Research

Cell adhesion molecules, e.g., integrin, intercellular adhesion molecule, selectin, mediate cell-cell and cell-matrix interaction, and are important therapeutic targets in autoimmune-related diseases and cancer. Integrins are a family of heterodimers of alpha and beta subunits, and each of subunits consists of multiple modular domains, among which one or two domains serve as ligand-binding sites. Integrins exhibit sophisticated allosteric conformational change of bent to extended conformation induced either by signals from inside (inside-out signaling) or by ligand binding to integrins (outside-in signaling)(Figure 1). Previously we have studied experimentally and computationally an allosteric activation mechanism of ligand binding domain of some members of integrins, known as Inserted or I domain. Impressively, using various protein engineering tools, we haveengineered an I domain with an increase of 200,000-fold in the affinity to Intercellular adhesion molecule-1 (ICAM-1). When the high affinity I domain mutant was tested for a potential therapeutic use in blocking the migration of leukocyte through endothelium whose aberrant activation is associated with autoimmune-related diseases, it was found to be as effective as anti-LFA-1 antibody or Raptiva that was approved for treating psoriasis.

ICAM-1 is a ligand for some integrins and subverted as a receptor for human rhinovirus, which is the major causative agent of common colds. A binding site for rhinovirus in ICAM-1 is limited to the first N-terminal domain (D1), which by itself is not stable. D1 belongs to the immunoglobulin-like fold or immunoglobulin superfamily (IgSF), and we identified mutations that enable the production of D1 from bacterial expression system. ICAM-1 was shown to be effective in preventing rhinovirus infection in clinical studies, but the high cost of producing ICAM-1 from mammalian system prevented a further development. Therefore, the production of ICAM-1 D1, which was stabilized by mutations and optimized for a low-cost and large-scale production from bacteria, may open a new approach for developing ICAM-1 D1 as rhinovirus therapeutics.
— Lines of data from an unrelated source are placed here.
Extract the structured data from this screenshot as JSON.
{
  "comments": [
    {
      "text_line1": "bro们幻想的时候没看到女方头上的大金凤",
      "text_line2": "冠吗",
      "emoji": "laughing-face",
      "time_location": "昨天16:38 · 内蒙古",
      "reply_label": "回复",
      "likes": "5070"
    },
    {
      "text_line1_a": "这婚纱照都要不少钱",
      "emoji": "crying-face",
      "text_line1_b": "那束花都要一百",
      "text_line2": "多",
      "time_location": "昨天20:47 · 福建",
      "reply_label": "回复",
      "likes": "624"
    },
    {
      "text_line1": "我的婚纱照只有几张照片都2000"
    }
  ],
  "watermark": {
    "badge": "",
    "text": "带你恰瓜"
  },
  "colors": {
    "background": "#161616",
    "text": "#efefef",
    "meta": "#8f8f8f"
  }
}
Additionally we plan to use this D1 for obtaining a high-resolution structure of rhinovirus bound with D1, which can facilitate developing small molecule drug that inhibits rhinovirus infection.

With the advent of modern technologies of producing antibodies, e.g., transgenic animal producing human antibodies, phage display of human antibodies, etc., antibody-based therapeutics are entering market with great anticipation. In the process of antibody production, a target antigen has to be purified and it is often desired that the antigen to be locked into an active conformation for isolation of activation-dependent antibodies. We aim to develop a novel and efficient system for engineering conformation-specific antibodies based on yeast display system. We will create yeast display vector that can express two proteins of interest by Gal1/10 promoter. Among the two proteins, a target antigen is displayed on the cell surface and a library of single-chain antibody (scFv) fused to eGFP will be expressed as a soluble protein. By isolating cells that exhibit higher level of fluorescence, the scFv that is reactive with a target antigen can be isolated.

Targeted delivery of nanoparticles containing drug molecules, siRNA, and fluorophore is becoming the technology of choice for potential cancer therapy, gene knock out, as well as for diagnostics and basic research. One of the key issues in the success of the targeted delivery of nanoparticles, e.g., liposomes, quantum dots, magnetic particle, etc., is how to ensure their specificity to targets. We tackle this problem through a surface modification of nanoparticles by proteins that will specifically bind to target molecules. Antibodies and physiological ligands to cell surface receptors, e.g., integrins, EGFR, etc., will be used for the decoration of nanoparticles, where these molecules can be engineered for enhanced affinity and stability, directly related to the Project I & II.s Currently, no diagnostic system is available for detecting early onset of brain disease. One of the difficulties in developing brain diagnostics arises from the blood brain barrier (BBB) in cerebral vasculature that prevents large particles emigrating from blood into brain. We propose to develop as MR contrast agent iron oxide nanoparticles coated with antibody against transferrin receptor, which will elicit transferrin receptor-mediated transcytosis of the particles to the brain. The particles will be coated with second set of antibody against NMDA receptors expressed highly at hippocampus of the brain, and their distribution will be analyzed by MRI at sub-millimeter resolution.

Adeno-associated virus (AAV) mediated gene delivery targeting brain and connective tissue. AAV is a non-pathogenic virus, and yields long-term gene transfer and minimal toxicity as a gene delivery system. We are interested in modifying viral capsid protein to create new tropism for the virus for efficient gene delivery into different tissues and for direct transport through the BBB into the brain.